I was among one of the thousands of students who skipped school a few Fridays ago to attend the Youth Climate Strike. While I learned a lot from the inspiring speakers and micropolitical organizations, ironically I took away the most from what failed to happen.

First, I was disappointed at the lack of participation from students in my own school. Out of the 1600 students at my school, there were no more than ten who striked. Sure, strict parents were a barrier to attending, but most students I know did not even want to consider striking. While this instance of apathy might have been small and insignificant in the long run, I increasingly realize that the apathetic nature of my generation is a dangerous characteristic. Who else will clean up the mess that older generations have left us, before it is too late?

Second, after I had gotten home, the hypocrisies became jarringly obvious. Yes, I had skipped school because I wanted to make a statement about the lack of government action regarding climate change. Yet, I still drive myself to and from school everyday. I still fly several times a year, use plastic products, and eat meat. Thus, unless I changed my habits, I am still complicit in climate change. Recognizing climate change is real–that is not too difficult. But taking action is an entirely different story.

However, I am beginning to transition to sustainable habits, and I urge you to do the same. One step at a time, our small actions can have a butterfly effect and make a substantive impact on the environment.

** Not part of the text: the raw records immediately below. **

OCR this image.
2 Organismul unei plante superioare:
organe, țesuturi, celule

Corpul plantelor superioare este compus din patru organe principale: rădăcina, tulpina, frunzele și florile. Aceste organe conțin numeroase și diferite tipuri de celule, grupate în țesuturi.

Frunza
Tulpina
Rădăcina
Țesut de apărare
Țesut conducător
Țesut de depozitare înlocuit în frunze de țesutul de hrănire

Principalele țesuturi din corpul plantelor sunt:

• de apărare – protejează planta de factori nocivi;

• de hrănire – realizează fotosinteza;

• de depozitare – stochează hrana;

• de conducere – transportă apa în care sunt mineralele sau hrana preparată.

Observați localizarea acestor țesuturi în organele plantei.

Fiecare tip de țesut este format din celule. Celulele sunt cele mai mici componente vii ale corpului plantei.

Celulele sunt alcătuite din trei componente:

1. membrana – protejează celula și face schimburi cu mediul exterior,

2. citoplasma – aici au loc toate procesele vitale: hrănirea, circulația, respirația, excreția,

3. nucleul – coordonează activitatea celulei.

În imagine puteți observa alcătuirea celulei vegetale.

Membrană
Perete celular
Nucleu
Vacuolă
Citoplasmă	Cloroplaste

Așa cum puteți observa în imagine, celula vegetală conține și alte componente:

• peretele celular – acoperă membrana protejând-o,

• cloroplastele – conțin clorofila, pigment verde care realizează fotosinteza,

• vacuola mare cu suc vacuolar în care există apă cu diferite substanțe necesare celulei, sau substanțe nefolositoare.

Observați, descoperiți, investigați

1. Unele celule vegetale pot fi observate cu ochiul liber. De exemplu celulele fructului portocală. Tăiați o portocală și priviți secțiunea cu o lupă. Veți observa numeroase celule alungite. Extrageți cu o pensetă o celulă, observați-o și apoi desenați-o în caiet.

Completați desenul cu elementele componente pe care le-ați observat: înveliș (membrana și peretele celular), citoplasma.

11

  • Decrease meat consumption, especially limiting/eliminating beef products from diet
  • Avoiding flying is difficult. Instead, “offset” flights by planting trees or doing other sustainable activities every time you fly on a plane
  • Transition to electric stoves and cars, if possible
  • Limit gasoline car usage: bike, walk, or carpool
  • Use reusable water bottles and bags
  • Sustainable shopping: thrift / purchase used clothing, or purchase from sustainable brands
  • Vote for policymakers who have historically voted for Green policies and against deregulation of the environment

While there are obviously systemic structures that is difficult for youth to change, the above steps are mostly accessible, achievable, and still a great first step in improving our relationship toward the environment. Moving on forward, there is no room for lack of action.